The sunny clear days of December and January are rare now at Palmer. We’ve had several bad weather days so far in February and March which hinder our ability to go out and collect water samples. With high winds, rain, and occasionally snow, we’ve been stuck indoors. One night the winds even gusted up to 70 knots! Luckily the bad weather did not affect our ocean acidification experiment. We’ve just completed our third round of this experiment (once on the Long Term Ecological research cruise, and twice here at Palmer). Spanning 12 days the experiment looks at how different carbon dioxide gas concentrations affect community composition and the health of the organisms in the water. Samples from this experiment look at phytoplankton, bacteria, viruses, nutrients and more. While the first experiment was a struggle working out all the bugs, the second and third experiment ran smoothly.

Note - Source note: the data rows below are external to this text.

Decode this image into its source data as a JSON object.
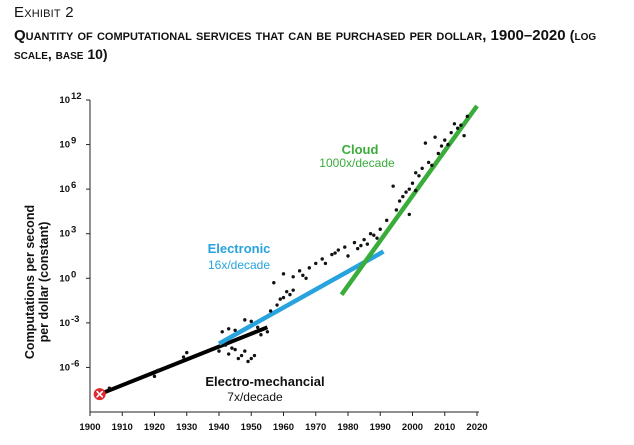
{
  "header": {
    "exhibit": "Exhibit 2",
    "title": "Quantity of computational services that can be purchased per dollar, 1900–2020",
    "title_paren": "(log scale, base 10)"
  },
  "chart_data": {
    "type": "scatter",
    "ylabel_line1": "Computations per second",
    "ylabel_line2": "per dollar (constant)",
    "xlim": [
      1900,
      2020
    ],
    "ylim_log10": [
      -9,
      12
    ],
    "y_scale": "log",
    "x_ticks": [
      "1900",
      "1910",
      "1920",
      "1930",
      "1940",
      "1950",
      "1960",
      "1970",
      "1980",
      "1990",
      "2000",
      "2010",
      "2020"
    ],
    "y_ticks": [
      {
        "exp": 12,
        "base": "10",
        "sup": "12"
      },
      {
        "exp": 9,
        "base": "10",
        "sup": "9"
      },
      {
        "exp": 6,
        "base": "10",
        "sup": "6"
      },
      {
        "exp": 3,
        "base": "10",
        "sup": "3"
      },
      {
        "exp": 0,
        "base": "10",
        "sup": "0"
      },
      {
        "exp": -3,
        "base": "10",
        "sup": "-3"
      },
      {
        "exp": -6,
        "base": "10",
        "sup": "-6"
      }
    ],
    "grid": false,
    "colors": {
      "electromechanical": "#000000",
      "electronic": "#29a3dd",
      "cloud": "#3aac3a",
      "points": "#111111",
      "start_marker": "#e0282e"
    },
    "start_marker": {
      "x": 1903,
      "y_log10": -7.8
    },
    "trends": [
      {
        "label": "Electro-mechancial",
        "rate": "7x/decade",
        "x": [
          1903,
          1955
        ],
        "y_log10": [
          -7.8,
          -3.3
        ]
      },
      {
        "label": "Electronic",
        "rate": "16x/decade",
        "x": [
          1940,
          1991
        ],
        "y_log10": [
          -4.4,
          1.8
        ]
      },
      {
        "label": "Cloud",
        "rate": "1000x/decade",
        "x": [
          1978,
          2020
        ],
        "y_log10": [
          -1.1,
          11.6
        ]
      }
    ],
    "points": [
      [
        1906,
        -7.4
      ],
      [
        1920,
        -6.6
      ],
      [
        1921,
        -6.2
      ],
      [
        1929,
        -5.3
      ],
      [
        1930,
        -5.0
      ],
      [
        1940,
        -4.9
      ],
      [
        1942,
        -4.5
      ],
      [
        1943,
        -5.1
      ],
      [
        1945,
        -4.8
      ],
      [
        1946,
        -5.4
      ],
      [
        1947,
        -5.2
      ],
      [
        1948,
        -4.9
      ],
      [
        1949,
        -5.6
      ],
      [
        1950,
        -5.4
      ],
      [
        1951,
        -5.2
      ],
      [
        1944,
        -4.7
      ],
      [
        1941,
        -3.6
      ],
      [
        1943,
        -3.4
      ],
      [
        1945,
        -3.5
      ],
      [
        1948,
        -2.8
      ],
      [
        1950,
        -2.9
      ],
      [
        1952,
        -3.3
      ],
      [
        1953,
        -3.8
      ],
      [
        1955,
        -3.6
      ],
      [
        1956,
        -2.2
      ],
      [
        1958,
        -1.8
      ],
      [
        1959,
        -1.4
      ],
      [
        1960,
        -1.3
      ],
      [
        1961,
        -0.9
      ],
      [
        1962,
        -1.1
      ],
      [
        1963,
        -0.8
      ],
      [
        1957,
        -0.3
      ],
      [
        1960,
        0.3
      ],
      [
        1963,
        0.1
      ],
      [
        1965,
        0.5
      ],
      [
        1966,
        0.2
      ],
      [
        1968,
        0.7
      ],
      [
        1970,
        1.0
      ],
      [
        1972,
        1.3
      ],
      [
        1973,
        1.0
      ],
      [
        1975,
        1.6
      ],
      [
        1977,
        1.9
      ],
      [
        1979,
        2.1
      ],
      [
        1980,
        1.5
      ],
      [
        1982,
        2.4
      ],
      [
        1983,
        2.0
      ],
      [
        1984,
        2.2
      ],
      [
        1985,
        2.6
      ],
      [
        1986,
        2.3
      ],
      [
        1987,
        3.0
      ],
      [
        1988,
        2.9
      ],
      [
        1990,
        3.3
      ],
      [
        1992,
        3.9
      ],
      [
        1995,
        4.6
      ],
      [
        1996,
        5.2
      ],
      [
        1997,
        5.5
      ],
      [
        1998,
        5.8
      ],
      [
        1999,
        6.0
      ],
      [
        2000,
        6.4
      ],
      [
        2001,
        7.1
      ],
      [
        2002,
        6.9
      ],
      [
        2003,
        7.4
      ],
      [
        2005,
        7.8
      ],
      [
        2006,
        7.6
      ],
      [
        2008,
        8.4
      ],
      [
        2009,
        8.9
      ],
      [
        2010,
        9.3
      ],
      [
        2011,
        9.0
      ],
      [
        2012,
        9.8
      ],
      [
        2013,
        10.4
      ],
      [
        2014,
        10.1
      ],
      [
        2015,
        10.3
      ],
      [
        2016,
        9.6
      ],
      [
        2017,
        10.9
      ],
      [
        2001,
        5.9
      ],
      [
        1999,
        4.3
      ],
      [
        1994,
        6.2
      ],
      [
        2007,
        9.5
      ],
      [
        2004,
        9.1
      ],
      [
        1989,
        2.7
      ],
      [
        1976,
        1.7
      ],
      [
        1967,
        0.0
      ]
    ]
  }
}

There are also changes in the wild life around station. The majority of the penguins have moved out, heading south where more sea ice can be found. The occational penguin you do see is molting (which looks like an animal with mange). The scientists who study the sea birds around station not only study penguins, but giant petrels, skuas, and other birds as well. Their concentrations have shifted to measuring the growth of the giant petrel and skua chicks by weighing them, and looking at the length of their wings and beaks.

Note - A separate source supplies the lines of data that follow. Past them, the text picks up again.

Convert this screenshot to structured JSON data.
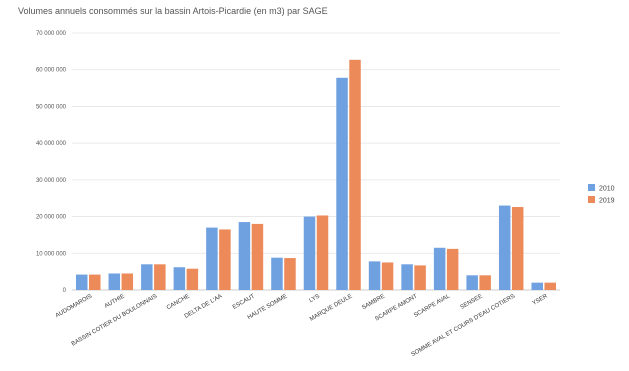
{
  "chart_data": {
    "type": "bar",
    "title": "Volumes annuels consommés sur la bassin Artois-Picardie (en m3) par SAGE",
    "xlabel": "",
    "ylabel": "",
    "ylim": [
      0,
      70000000
    ],
    "yticks": [
      0,
      10000000,
      20000000,
      30000000,
      40000000,
      50000000,
      60000000,
      70000000
    ],
    "ytick_labels": [
      "0",
      "10 000 000",
      "20 000 000",
      "30 000 000",
      "40 000 000",
      "50 000 000",
      "60 000 000",
      "70 000 000"
    ],
    "grid": true,
    "legend_position": "right",
    "categories": [
      "AUDOMAROIS",
      "AUTHIE",
      "BASSIN COTIER DU BOULONNAIS",
      "CANCHE",
      "DELTA DE L'AA",
      "ESCAUT",
      "HAUTE SOMME",
      "LYS",
      "MARQUE DEULE",
      "SAMBRE",
      "SCARPE AMONT",
      "SCARPE AVAL",
      "SENSEE",
      "SOMME AVAL ET COURS D'EAU COTIERS",
      "YSER"
    ],
    "series": [
      {
        "name": "2010",
        "color": "#6fa0e0",
        "values": [
          4200000,
          4500000,
          7000000,
          6200000,
          17000000,
          18500000,
          8800000,
          20000000,
          57800000,
          7800000,
          7000000,
          11500000,
          4000000,
          23000000,
          2000000
        ]
      },
      {
        "name": "2019",
        "color": "#ec8a5a",
        "values": [
          4200000,
          4500000,
          7000000,
          5800000,
          16500000,
          18000000,
          8700000,
          20300000,
          62700000,
          7500000,
          6700000,
          11200000,
          4000000,
          22600000,
          2000000
        ]
      }
    ]
  }
}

Additionally there has been a change in the seal population. The surrounding islands have been invaded by fur seals, nicknamed “fur dogs” for their whimpering and growling. Packs of 30 have been seen on islands. This is an issue for Yuta, who studies Belgica Antarctica (the largest Antarctic land animal…a midge). Currently Yuta is the only “Bugger” on station, so when he goes out to collect his bugs he’s harassed by the fur seal packs which can be rather aggressive. Fur seal behavior can be seen by clicking this video link-> MVI_5478
The most exciting guest we’ve had on station comes from Royalty…an Emperor penguin! According to some of the people who’ve worked here for several years, this is a rarity to have an emperor visit Palmer. The little guy was found near one of the tent platforms in the backyard. He had a rather large wound of his back, but it appeared to be healed.

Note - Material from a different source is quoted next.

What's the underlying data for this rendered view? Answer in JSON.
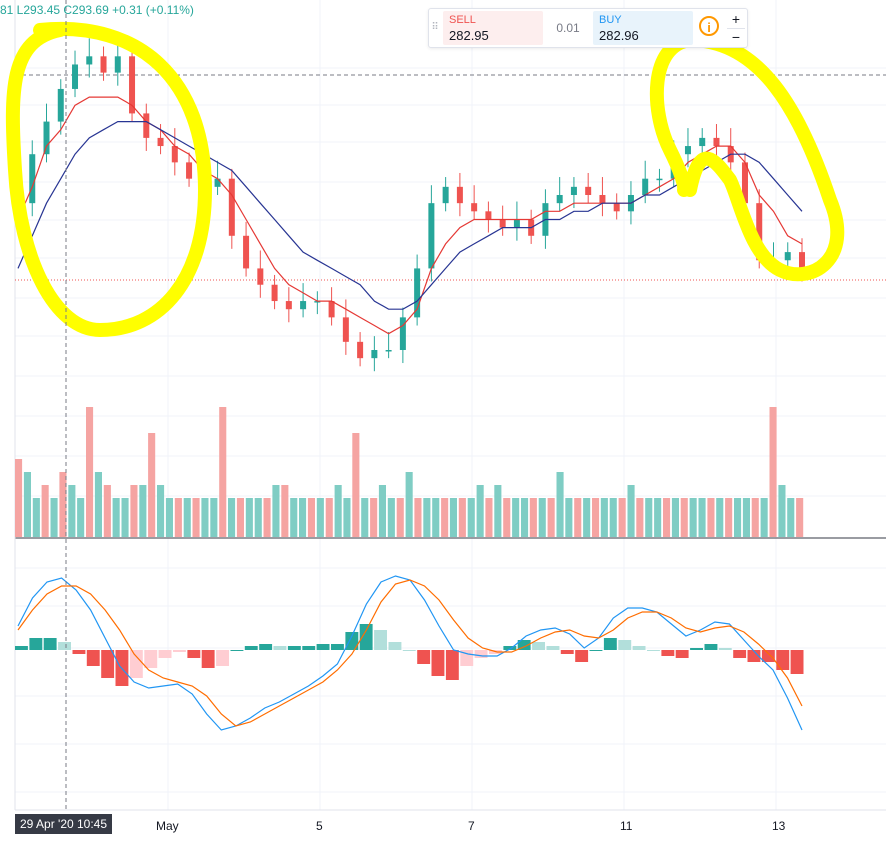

Lastly, the Glacier Search and Rescue (GSAR) team was nice enough to organize an ice climbing event for us on one of our days off. A bunch of us marched up the glacier to a crevasse where GSAR had the ropes and climbing equipment set up for us. One after the other we repelled down into the crevasse and climbing back out. There was a convenient snow bridge in the middle where you could stand and check out the beautiful blues around you.